在梁丘公惊讶的目光注视下,马聃军一万骑兵在距离渔阳铁骑仅仅只有数十丈之遥的距离时,突然间马速一顿。
“投枪!”
伴随着马聃大喝一声,马聃军先头部队的骑兵狠狠将手中的长枪丢了出去。
北疆大将张齐显然没有料到由此一招,下意识地也是一勒马速,而就在这时,马聃军突然来了一个巨大的迂回,整支军队顿时化作两支,以惊电一般的速度从那一万渔阳铁骑的左右两侧掠过。
“怎么会……”张齐面色大变,眼睁睁望着冀州军从两侧掠过,却因为战马冲锋的势头而没办法停下来,只能继续朝着前方冲刺缓解速度。
“漂亮!”饶是梁丘公此时此刻亦不禁为马聃军这出色战术的顺利施行而抚掌赞叹。毕竟这位老人亦是骑将出身,如何会不清楚马聃军这等战术施展起来的困难。
“真有一套啊!”吕公不知何时也已来到了梁丘公身旁,惊异好笑地说道,“耍了肖火,又耍张齐,接下来……”
而与此同时,北疆大将曹达也意识到情况不妙,当即下令剩下的两万渔阳铁骑准备冲锋,应战马聃军。
而就在这时,一分为二的马聃军再次分兵,竟化作了整整四支,以相反的方向绕着李茂所在本队奔跑,仿佛是四个方向各异的漩涡。
一时间,北疆军士卒六神无措,茫然地望着四周围绕着他们奔驰的四股马聃军小分队,不知究竟该追击哪一支。
“这是……”李茂身旁北疆军大将佑斗惊声说道,“车悬?”
“不!”李茂的面色终于变得凝重起来,在沉声打断了佑斗的话后,沉声正色说道,“此并非是寻常的车悬,而是‘车悬之斧钺阵’!”说到这里,他微微吸了口气,喃喃说道,“那马聃只不过是北地雁门区区一千人将,竟能使出这般兵法?”
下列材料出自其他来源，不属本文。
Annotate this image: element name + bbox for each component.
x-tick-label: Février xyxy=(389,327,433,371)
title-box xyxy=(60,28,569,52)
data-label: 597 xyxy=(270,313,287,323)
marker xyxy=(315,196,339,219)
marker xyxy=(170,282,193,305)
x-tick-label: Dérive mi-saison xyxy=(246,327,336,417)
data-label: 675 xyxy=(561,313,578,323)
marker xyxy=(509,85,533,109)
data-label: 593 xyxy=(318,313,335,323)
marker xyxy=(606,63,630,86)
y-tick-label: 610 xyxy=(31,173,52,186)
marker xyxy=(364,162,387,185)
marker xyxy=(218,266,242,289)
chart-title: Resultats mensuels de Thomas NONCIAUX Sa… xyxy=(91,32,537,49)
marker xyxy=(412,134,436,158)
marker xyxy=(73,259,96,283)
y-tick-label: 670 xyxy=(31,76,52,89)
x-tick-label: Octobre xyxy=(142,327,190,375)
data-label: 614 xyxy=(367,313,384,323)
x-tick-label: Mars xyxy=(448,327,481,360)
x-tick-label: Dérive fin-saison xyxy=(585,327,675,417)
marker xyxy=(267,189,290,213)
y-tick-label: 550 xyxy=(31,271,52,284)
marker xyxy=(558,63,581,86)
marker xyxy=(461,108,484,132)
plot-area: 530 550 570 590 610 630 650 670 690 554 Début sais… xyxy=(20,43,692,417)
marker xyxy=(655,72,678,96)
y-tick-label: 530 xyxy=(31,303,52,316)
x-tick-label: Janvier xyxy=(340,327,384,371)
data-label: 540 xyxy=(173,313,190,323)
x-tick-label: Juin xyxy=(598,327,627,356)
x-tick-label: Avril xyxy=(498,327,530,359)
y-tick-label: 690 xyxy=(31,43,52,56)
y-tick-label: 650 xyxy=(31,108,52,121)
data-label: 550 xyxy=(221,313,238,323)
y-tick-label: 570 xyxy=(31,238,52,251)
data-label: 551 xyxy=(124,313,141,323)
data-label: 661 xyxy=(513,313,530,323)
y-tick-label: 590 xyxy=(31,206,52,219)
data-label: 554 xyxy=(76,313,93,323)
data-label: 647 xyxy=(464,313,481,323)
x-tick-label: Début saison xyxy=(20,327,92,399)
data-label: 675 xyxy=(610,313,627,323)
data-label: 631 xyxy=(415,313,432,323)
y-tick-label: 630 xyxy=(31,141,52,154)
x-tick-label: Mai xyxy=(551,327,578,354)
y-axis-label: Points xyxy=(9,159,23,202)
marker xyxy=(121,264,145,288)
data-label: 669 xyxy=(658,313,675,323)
佑斗闻言皱了皱眉,不解问道,“殿下,车悬末将倒是知晓,乃是我军惯的兵法,借助战马冲锋的速度,扰乱敌军,叫敌军首尾难顾,自乱阵脚,介时我军便可伺机攻其疲弱之处,就像那马聃军眼下所做的这样……可斧钺之阵又是什么?”
李茂闻言沉声说道,“斧钺,乃我大周一种兵器,有分斧与钺两个刃面,斧为佯攻,钺才是真正杀招……寻常的车悬之阵正如你所说,而如今那马聃将其军一分为四,呈漩涡状奔驰,互为掩护,叫我等不知究竟该阻挡那一支……猜对了还则罢了,若是猜错,那可就麻烦了……”
“这……如何区分?”佑斗诧异问道。
李茂深吸一口气,喃喃说道,“较痛的一面……便是钺!”
“……”佑斗为之愕然,转头望向战场,他这才注意到,已经有几支渔阳铁骑的小分队在尝试着迎击其中两支马聃军。
反而就在这时,另外两支马聃军却趁机杀入了北疆大军之中,仿佛两柄无坚不摧的利刃,刺入了北疆这个巨人的体内。
【猜错了!】
佑斗心中咯噔一下,难以置信地望着那仅仅只有三四千人的两支马聃军骑兵杀了他军中腹地,借助遮天蔽日的烟雾作为掩护,竟将他北疆军打得节节败退。
“全军……刀割杀!”
伴随着一声沉喝,作为钺面的马聃与苏信两支骑兵不约而同地弃枪取刀,右手紧握着马缰,左手捏着砍刀,将刀刃冲前,平着倾斜搁在马背上,借助战马冲锋的强大力道,什么都不必做,便轻而易举地将沿途的北疆军士卒割伤了一大片。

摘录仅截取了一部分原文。